The O-RAN specification work is divided into technical work groups covering many topics including overall architecture, open mid haul and front haul interfaces, intelligent controller and AI interface, and white-box hardware and software architecture. In April 2019, O-RAN partnered with the Linux Foundation to set up the O-RAN Software Community to provide open software aligned with the O-RAN architecture. During the second half of 2019 the O-RAN Alliance completed the key O-RAN specifications and deployment scenarios.
The O-RAN specifications allow for multiple RAN architecture implementations and are guiding most open RAN solutions being planned or implemented. Two key O-RAN architectures are shown above. The integrated architecture has an O-RAN Centralized Unit (O-CU) connected through the 3GPP F1 interface (split option 2) to combined O-RAN Distributed Unit (O-DU) and O-RAN Radio Unit (O-RU). The split architecture has a combined O-CU/O-DU and separate O-RU connected through a front haul interface (split option 6,7-2 or 8). In both cases an optional switch that supports the necessary time synchronization can be used to optimize the use of physical links.
TIP was launched by Facebook in 2016 and now has more than 500 member organizations including operators and solution providers.
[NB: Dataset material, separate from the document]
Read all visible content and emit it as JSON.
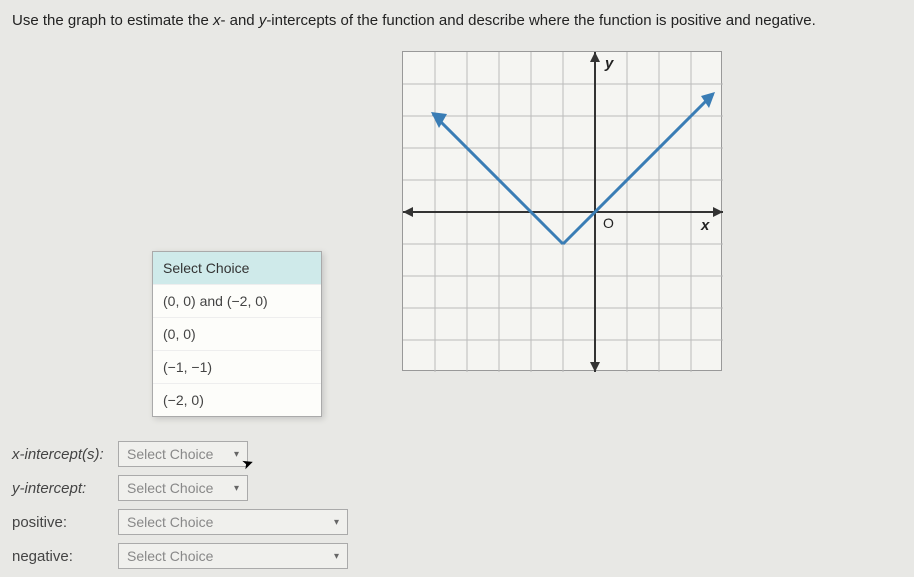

The group is running a wide range of projects covering access, transport and services designed to drive the building of the telecom infrastructure of the future using open solutions. The Disaggregated Cell Site Gateway (DCSG) project completed in 2018 by the TIP Open Optical Packet Transport (OOPT) Group defines an open and disaggregated platform based on commercial off-the-shelf components that can replace proprietary routing appliance in 2G/3G/4G wireless deployments. At the TIP summit in November 2019 there were four different DCSG hardware platforms on display and Telefónica has announced that it will deploy this technology in its wireless network in Germany.
There are several TIP projects covering open and virtualized RAN solutions. The TIP OpenRAN Project Group is developing fully programmable RAN solutions based on general purpose processing platforms and disaggregated software. The OpenRAN 5G NR Project group is defining an open whitebox device using standard server and accelerator components that meets the needs of operators for the speeds and densities required 5G NR. These TIP projects are making use of O-RAN interfaces and specifications.
So, where now for open RAN? The basic specifications for solutions that can meet the key promises put forward for open RAN have now been completed and some vendors already have software and hardware platforms ready for deployment. There have been a number of technology demonstrations and TIP OpenRAN trials. Telefónica is issuing a 5G tender, inviting traditional RAN suppliers and open RAN vendors to pitch for contracts to replace up to 100,000 mobile sites. Silicon vendors and server platform suppliers are developing solutions that can pack server class processors and accelerators into cost effective white box platforms to deliver the flexibility and performance required for disaggregated 5G RANs. What is not clear is how successful open RAN vendors will be against the established RAN suppliers.